Laman Lupus Foundation of America menjelaskan bahwa vaksin rekombinan mati seperti flu, pneumonia, dan tetanus tidak akan meningkatkan aktivitas penyakit lupus. Meski begitu, terdapat kasus orang dengan lupus mengalami flare pasca-vaksinasi. Karenanya, dokter Sandra mengatakan bahwa vaksin harus sangat hati-hati diberikan pada orang yang sedang menggunakan obat imunosupresan (obat yang mengurangi sistem kekebalan tubuh).
“Vaksinasi dapat dilakukan pada penyandang autoimun yang berada pada level stabil, di bawah pengawasan dokter,” ujarnya.
Dijelaskan lebih rinci pada jurnal Annals of the Rheumatic Diseases (PDF), vaksin pada penyandang autoimun harus diberikan saat penyakit stabil guna meminimalkan kekambuhan penyakit. Vaksin yang diberikan pun harus merupakan vaksin mati. Vaksin hidup mengandung sejumlah virus atau bakteri aktif yang bisa membikin infeksi saat sistem kekebalan tubuh melemah.

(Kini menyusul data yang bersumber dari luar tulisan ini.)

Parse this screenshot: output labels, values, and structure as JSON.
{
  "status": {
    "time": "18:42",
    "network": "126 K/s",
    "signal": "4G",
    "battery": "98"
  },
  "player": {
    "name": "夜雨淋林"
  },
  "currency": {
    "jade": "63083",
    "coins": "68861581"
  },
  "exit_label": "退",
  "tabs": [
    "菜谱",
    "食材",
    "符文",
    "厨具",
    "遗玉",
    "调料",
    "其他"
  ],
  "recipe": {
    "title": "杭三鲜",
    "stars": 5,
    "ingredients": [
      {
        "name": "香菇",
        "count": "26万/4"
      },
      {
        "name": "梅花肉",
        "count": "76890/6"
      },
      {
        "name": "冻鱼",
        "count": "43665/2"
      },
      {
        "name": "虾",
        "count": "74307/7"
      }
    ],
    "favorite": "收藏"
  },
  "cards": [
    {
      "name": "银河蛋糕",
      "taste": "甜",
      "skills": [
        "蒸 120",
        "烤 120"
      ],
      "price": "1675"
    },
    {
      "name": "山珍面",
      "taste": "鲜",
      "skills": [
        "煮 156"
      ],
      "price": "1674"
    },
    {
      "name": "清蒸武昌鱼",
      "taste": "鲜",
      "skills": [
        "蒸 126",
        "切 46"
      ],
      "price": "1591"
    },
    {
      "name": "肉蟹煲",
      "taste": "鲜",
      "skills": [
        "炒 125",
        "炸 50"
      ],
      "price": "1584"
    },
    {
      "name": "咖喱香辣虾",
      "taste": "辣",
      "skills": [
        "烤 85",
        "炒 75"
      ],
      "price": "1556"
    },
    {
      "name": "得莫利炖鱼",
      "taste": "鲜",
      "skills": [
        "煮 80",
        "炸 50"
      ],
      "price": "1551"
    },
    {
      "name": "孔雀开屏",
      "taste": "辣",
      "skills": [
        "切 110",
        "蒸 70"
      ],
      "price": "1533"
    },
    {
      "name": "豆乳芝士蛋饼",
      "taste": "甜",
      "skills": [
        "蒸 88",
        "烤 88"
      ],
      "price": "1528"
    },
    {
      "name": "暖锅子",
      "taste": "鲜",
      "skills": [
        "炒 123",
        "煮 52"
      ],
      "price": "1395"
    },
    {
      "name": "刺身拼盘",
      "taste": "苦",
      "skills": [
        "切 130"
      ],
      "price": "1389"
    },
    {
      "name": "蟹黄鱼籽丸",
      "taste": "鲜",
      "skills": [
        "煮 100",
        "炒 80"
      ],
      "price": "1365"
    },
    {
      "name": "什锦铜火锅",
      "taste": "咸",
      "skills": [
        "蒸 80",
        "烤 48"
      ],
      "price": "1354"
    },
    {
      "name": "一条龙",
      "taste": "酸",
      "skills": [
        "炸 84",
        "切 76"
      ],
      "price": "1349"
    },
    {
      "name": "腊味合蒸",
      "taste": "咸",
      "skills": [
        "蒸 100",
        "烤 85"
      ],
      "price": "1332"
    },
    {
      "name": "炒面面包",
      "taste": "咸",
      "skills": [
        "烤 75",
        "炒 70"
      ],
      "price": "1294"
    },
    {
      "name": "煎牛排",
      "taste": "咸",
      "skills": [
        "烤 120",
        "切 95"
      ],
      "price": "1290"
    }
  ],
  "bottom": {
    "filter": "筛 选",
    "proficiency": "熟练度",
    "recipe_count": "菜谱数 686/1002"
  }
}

Vaksin mati di antaranya adalah vaksin polio (intravena), hepatitis A, hepatitis B, rabies, influenza (intravena), diphtheria, tetanus, pertussis, typhoid, human papillomavirus, pneumococcus, meningococcus, dan Haemophilus influenzae type b (Hib). Jenis vaksin ini tidak dapat berubah menjadi bentuk infeksi pada individu dengan gangguan imunitas. Namun, efektivitasnya akan berkurang pada individu dengan terapi imunosupresan jangka panjang, sehingga perlu injeksi berjangka.
Contoh vaksin hidup adalah vaksin measles, mumps, rubella, varicella, zoster, yellow fever, rotavirus, and influenza (intranasal). Vaksin jenis ini memberikan imunitas jangka panjang dalam sekali dosis. Namun, ia bisa berubah menjadi bentuk infeksi pada individu dengan gangguan imunitas dan tidak efektif pada individu dengan terapi antibodi.